'Annihilation': Painful to sit through


By Subhash K. Jha

Mar 21 (IANS): Film: "Annihilation"; Director: Alex Garland; Cast: Natalie Portman, Jennifer Jason Leigh, Gina Rodriguez, Tessa Thompson, Tuva Novotny, Oscar Isaac; Rating: **

If you are a fan of Natalie Portman and have forgiven her poor imitation of Jackie Kennedy in "Jackie", you will find it doubly hard to sit through this excruciating sci-fiction drama where the very beautiful Portman is cast as the grieving wife of a soldier who has disappeared into a time-zone called the 'Shimmer'. He returns. But seeming strange.

Now Portman must do a 'sati-Savitri' and bring her husband back from the dead, although technically he is not dead. He is only zonked out after what he saw when he entered the 'Shimmer'. The mythologised milieu is merged into a futuristic traction whereby the events in a doomed utopia collate with memories of a life that could have been happy if mankind had not plundered the very sources that nourished their ambitions.

This is a painfully constructed pyramid of futuristic flourishes determined more by fallacy than feelings. The images are robotic, repellent and remote with Lena's(Portman) penetration of the 'Shimmer' with her four female colleagues designed as a bid to capture H.G. Wells on a day when he has decided science fiction must end its era of thralldom.

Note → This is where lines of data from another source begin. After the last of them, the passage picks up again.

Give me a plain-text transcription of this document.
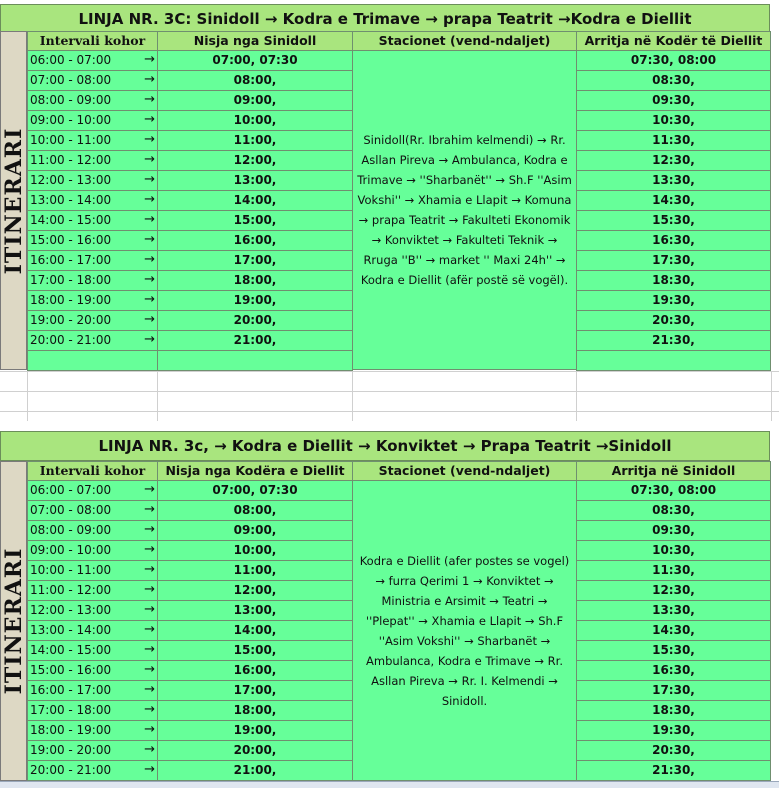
LINJA NR. 3C: Sinidoll → Kodra e Trimave → prapa Teatrit →Kodra e Diellit
ITINERARI
Intervali kohor	Nisja nga Sinidoll	Stacionet (vend-ndaljet)	Arritja në Kodër të Diellit
06:00 - 07:00	→	07:00, 07:30	07:30, 08:00
07:00 - 08:00	→	08:00,	08:30,
08:00 - 09:00	→	09:00,	09:30,
09:00 - 10:00	→	10:00,	10:30,
10:00 - 11:00	→	11:00,	11:30,
11:00 - 12:00	→	12:00,	12:30,
12:00 - 13:00	→	13:00,	13:30,
13:00 - 14:00	→	14:00,	14:30,
14:00 - 15:00	→	15:00,	15:30,
15:00 - 16:00	→	16:00,	16:30,
16:00 - 17:00	→	17:00,	17:30,
17:00 - 18:00	→	18:00,	18:30,
18:00 - 19:00	→	19:00,	19:30,
19:00 - 20:00	→	20:00,	20:30,
20:00 - 21:00	→	21:00,	21:30,
Sinidoll(Rr. Ibrahim kelmendi) → Rr. Asllan Pireva → Ambulanca, Kodra e Trimave → ''Sharbanët'' → Sh.F ''Asim Vokshi'' → Xhamia e Llapit → Komuna → prapa Teatrit → Fakulteti Ekonomik → Konviktet → Fakulteti Teknik → Rruga ''B'' → market '' Maxi 24h'' → Kodra e Diellit (afër postë së vogël).
LINJA NR. 3c, → Kodra e Diellit → Konviktet → Prapa Teatrit →Sinidoll
ITINERARI
Intervali kohor	Nisja nga Kodëra e Diellit	Stacionet (vend-ndaljet)	Arritja në Sinidoll
06:00 - 07:00	→	07:00, 07:30	07:30, 08:00
07:00 - 08:00	→	08:00,	08:30,
08:00 - 09:00	→	09:00,	09:30,
09:00 - 10:00	→	10:00,	10:30,
10:00 - 11:00	→	11:00,	11:30,
11:00 - 12:00	→	12:00,	12:30,
12:00 - 13:00	→	13:00,	13:30,
13:00 - 14:00	→	14:00,	14:30,
14:00 - 15:00	→	15:00,	15:30,
15:00 - 16:00	→	16:00,	16:30,
16:00 - 17:00	→	17:00,	17:30,
17:00 - 18:00	→	18:00,	18:30,
18:00 - 19:00	→	19:00,	19:30,
19:00 - 20:00	→	20:00,	20:30,
20:00 - 21:00	→	21:00,	21:30,
Kodra e Diellit (afer postes se vogel) → furra Qerimi 1 → Konviktet → Ministria e Arsimit → Teatri → ''Plepat'' → Xhamia e Llapit → Sh.F ''Asim Vokshi'' → Sharbanët → Ambulanca, Kodra e Trimave → Rr. Asllan Pireva → Rr. I. Kelmendi → Sinidoll.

Some of the images created to portray an apocalyptic aura are truly magnificent. I was particularly drawn to a sequence where the ladies sit deathly still as a giant creature comes sniffing around them emanating muffled cries of a missing colleague. The effect is chilling. But then, so what?

Is this a film about an otherworldly attack? Or does it aim to internalise the growing fears of our civilisation of being swamped by creatures whose grip over the earth strengthens as ours weakens?

The trouble with "Annihilation" is its absence of a dramatic epicentre. While the images of beauty and destruction are interestingly calibrated, Portman's grief for her psychologically battered husband is never palpable enough to warrant her journey into the unknown.

"What the hell are we doing here?" is a question that the female lead and her bunch of women adventurers ask themselves more than once.

So do we. For all its spiralling ambitions to give visual shape to the writer's images of a world plunging into auto-destruction, "Annihilation" seems like a half-hearted voyage of the damned into a country that nobody owns, not for the want of wanting. But because it's just not worth owning.